Roche India Healthcare Institute (RIHI), which undertakes research on patient pathways and service interventions for oncology and other therapeutic areas, has been working on numerous pilot programmes on distributed cancer screening and referrals. At Roche Access— a collaboration with Punjab State Government, they work on the overall cancer screening programme and on use of technology for appropriate referral of screen positives in Karnataka. “I believe the critical factor in the success of any screening programme lies in guiding the screen-detected patient to appropriate diagnosis and standardized care,” Lakshman Sethuraman, Chief Country Access Officer, Roche.

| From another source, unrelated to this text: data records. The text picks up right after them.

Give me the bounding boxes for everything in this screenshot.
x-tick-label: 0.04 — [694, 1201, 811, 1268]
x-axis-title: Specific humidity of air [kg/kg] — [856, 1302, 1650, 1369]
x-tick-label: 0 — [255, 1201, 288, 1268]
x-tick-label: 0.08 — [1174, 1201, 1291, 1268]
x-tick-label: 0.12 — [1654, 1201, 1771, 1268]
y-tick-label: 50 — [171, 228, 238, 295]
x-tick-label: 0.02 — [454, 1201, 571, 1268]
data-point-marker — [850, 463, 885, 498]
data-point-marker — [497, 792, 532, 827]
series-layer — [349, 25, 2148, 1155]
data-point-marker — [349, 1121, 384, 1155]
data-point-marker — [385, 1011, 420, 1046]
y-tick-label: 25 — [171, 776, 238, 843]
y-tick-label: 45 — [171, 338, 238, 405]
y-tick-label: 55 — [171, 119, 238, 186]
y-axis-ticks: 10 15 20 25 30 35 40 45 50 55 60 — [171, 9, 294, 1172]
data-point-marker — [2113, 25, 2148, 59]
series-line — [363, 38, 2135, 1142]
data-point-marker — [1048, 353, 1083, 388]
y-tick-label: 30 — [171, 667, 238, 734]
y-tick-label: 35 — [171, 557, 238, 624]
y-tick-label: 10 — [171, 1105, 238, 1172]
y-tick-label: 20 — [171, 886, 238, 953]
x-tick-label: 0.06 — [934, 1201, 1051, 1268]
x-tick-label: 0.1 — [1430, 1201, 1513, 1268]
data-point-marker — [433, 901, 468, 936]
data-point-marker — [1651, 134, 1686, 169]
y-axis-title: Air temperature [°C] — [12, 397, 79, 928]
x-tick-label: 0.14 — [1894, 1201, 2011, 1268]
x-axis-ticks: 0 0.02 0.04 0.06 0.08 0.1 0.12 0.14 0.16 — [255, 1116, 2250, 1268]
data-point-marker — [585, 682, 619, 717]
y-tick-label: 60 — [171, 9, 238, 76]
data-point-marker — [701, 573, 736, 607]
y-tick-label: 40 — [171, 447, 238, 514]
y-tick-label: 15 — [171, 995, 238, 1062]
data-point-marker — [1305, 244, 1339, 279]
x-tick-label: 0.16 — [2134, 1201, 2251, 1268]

Stressing on the need for distributed cancer and rare disease care delivery, he shares how at Tata Memorial Hospital, Mumbai, nearly 60 per cent of new patients arrive from outside the state of Maharashtra, and over 40% of patients drop out of treatment due to financial and logistical hardships. “A solution to this challenge could be the setting up of a distributed care model in the ecosystem, leveraging technology and task shifting of activities lower down the pyramid of healthcare infrastructure. Several states have taken steps towards decentralizing cancer care, with leading examples being Assam and Kerala. Many other states have also initiated chemotherapy across all medical colleges/district hospitals, reducing dependency on nodal centers. Madhya Pradesh is a prime example of the same, with the district chemo centers administering chemo to 4000 patients in the first year of operation,” says Lakshman Sethuraman.

The path ahead 

Sethuraman believes that the ideal scenario would be to work on a full-fledged cancer diagnosis module for the primary and secondary layers of healthcare. While this may be too vast an exercise, disaggregating and customizing solutions are feasible interventions. Identifying PM-JAY tests and procedures that can be done at primary or secondary level, and tailor capacity building to address those specific gaps. “Rather than asking, can you provide oncology service at a district level, we aim to ask the question, can you perform a Fine Needle Aspiration Cytology (a critical test for cancer detection) at a lower level. If yes, what are the equipment, skills and resources needed?” says Sethuraman.

Dr Prajapati believes that strong message alignment with print, electronic and social media, on cancer awareness and when to seek treatment, along with strengthening primary and secondary healthcare providers is the need of the hour.